Charles Explorer logo

Genome-wide variant calling in reanalysis of exome sequencing data uncovered a pathogenic TUBB3 variant

Publication at Second Faculty of Medicine |


Almost half of all individuals affected by intellectual disability (ID) remain undiagnosed. In the Solve-RD project, exome sequencing (ES) datasets from unresolved individuals with (syndromic) ID (n = 1,472 probands) are systematically reanalyzed, starting from raw sequencing files, followed by genome-wide variant calling and new data interpretation.

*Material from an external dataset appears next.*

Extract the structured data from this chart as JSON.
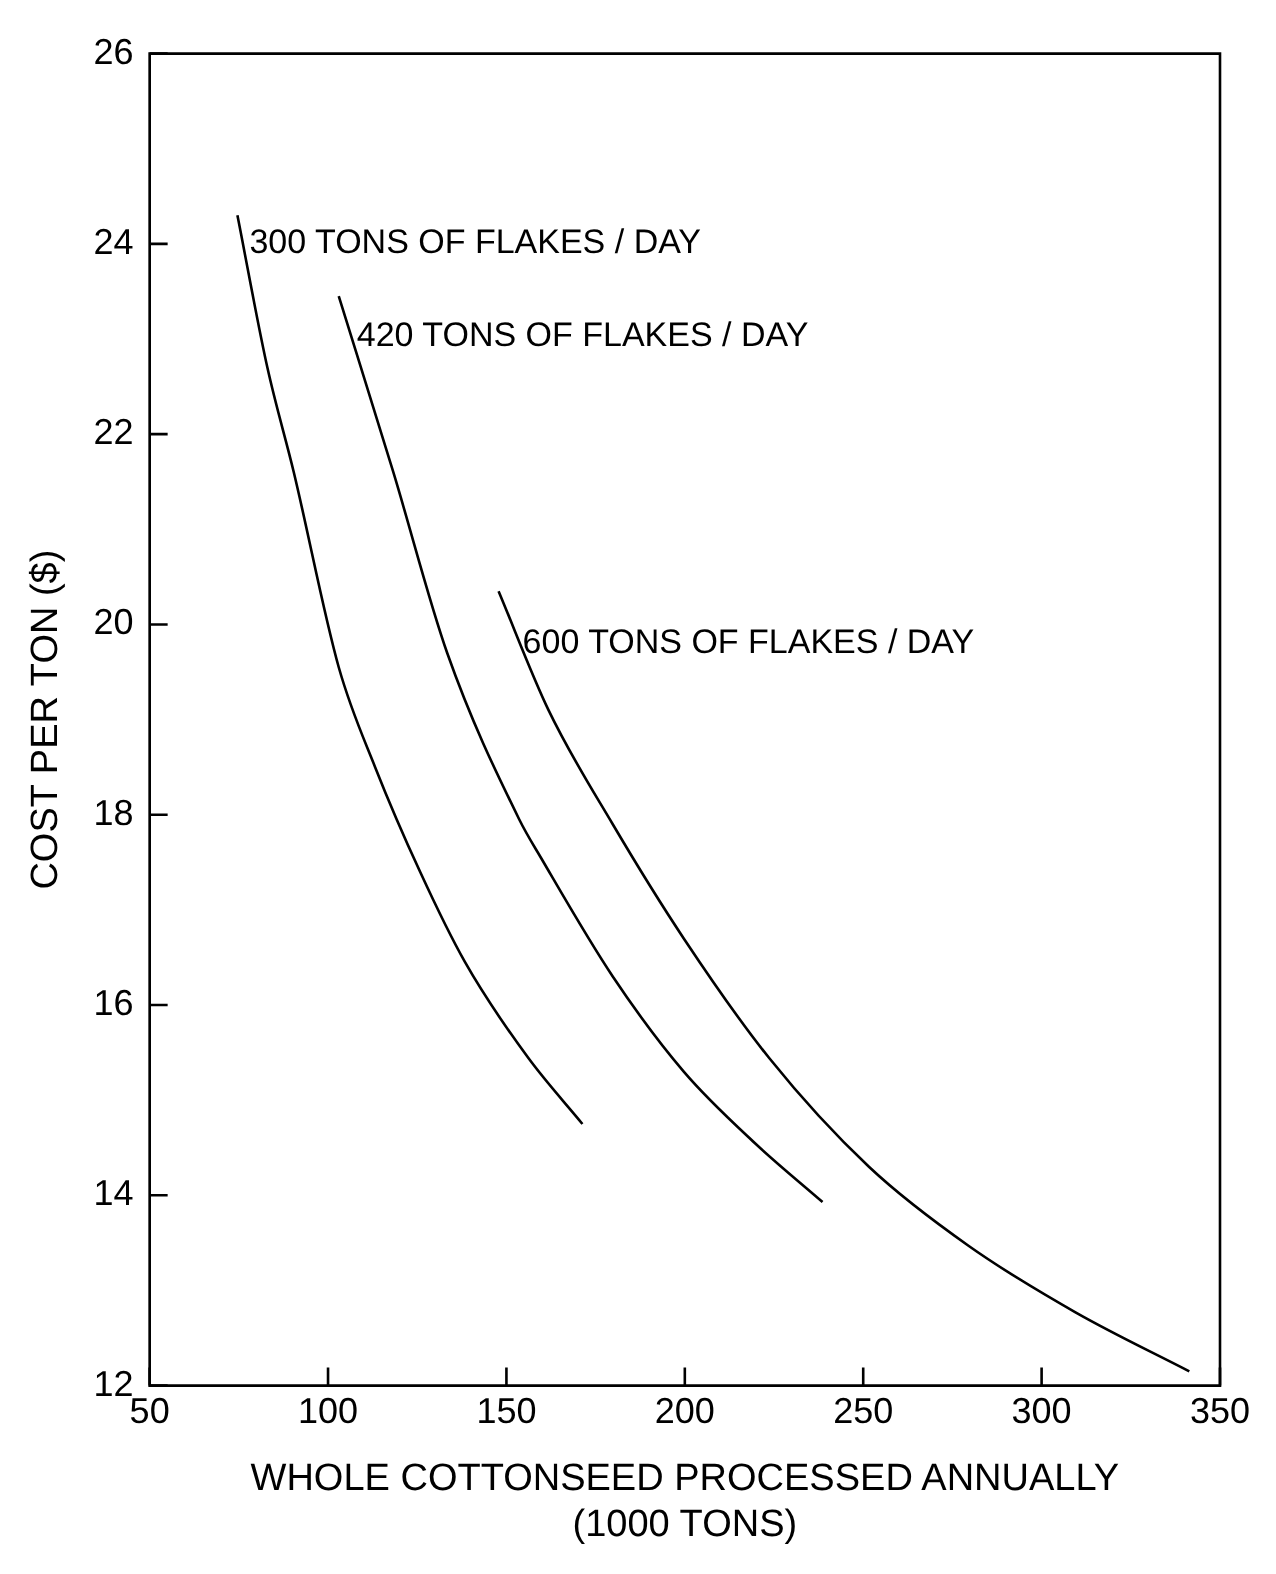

This strategy led to the identification of a disease-causing de novo missense variant in TUBB3 in a girl with severe developmental delay, secondary microcephaly, brain imaging abnormalities, high hypermetropia, strabismus and short stature. Interestingly, the TUBB3 variant could only be identified through reanalysis of ES data using a genome-wide variant calling approach, despite being located in protein coding sequence.

More detailed analysis revealed that the position of the variant within exon 5 of TUBB3 was not targeted by the enrichment kit, although consistent high-quality coverage was obtained at this position, resulting from nearby targets that provide off-target coverage. In the initial analysis, variant calling was restricted to the exon targets +- 200 bases, allowing the variant to escape detection by the variant calling algorithm.

This phenomenon may potentially occur more often, as we determined that 36 established ID genes have robust off-target coverage in coding sequence. Moreover, within these regions, for 17 genes (likely) pathogenic variants have been identified before.

Therefore, this clinical report highlights that, although compute-intensive, performing genome-wide variant calling instead of target-based calling may lead to the detection of diagnostically relevant variants that would otherwise remain unnoticed.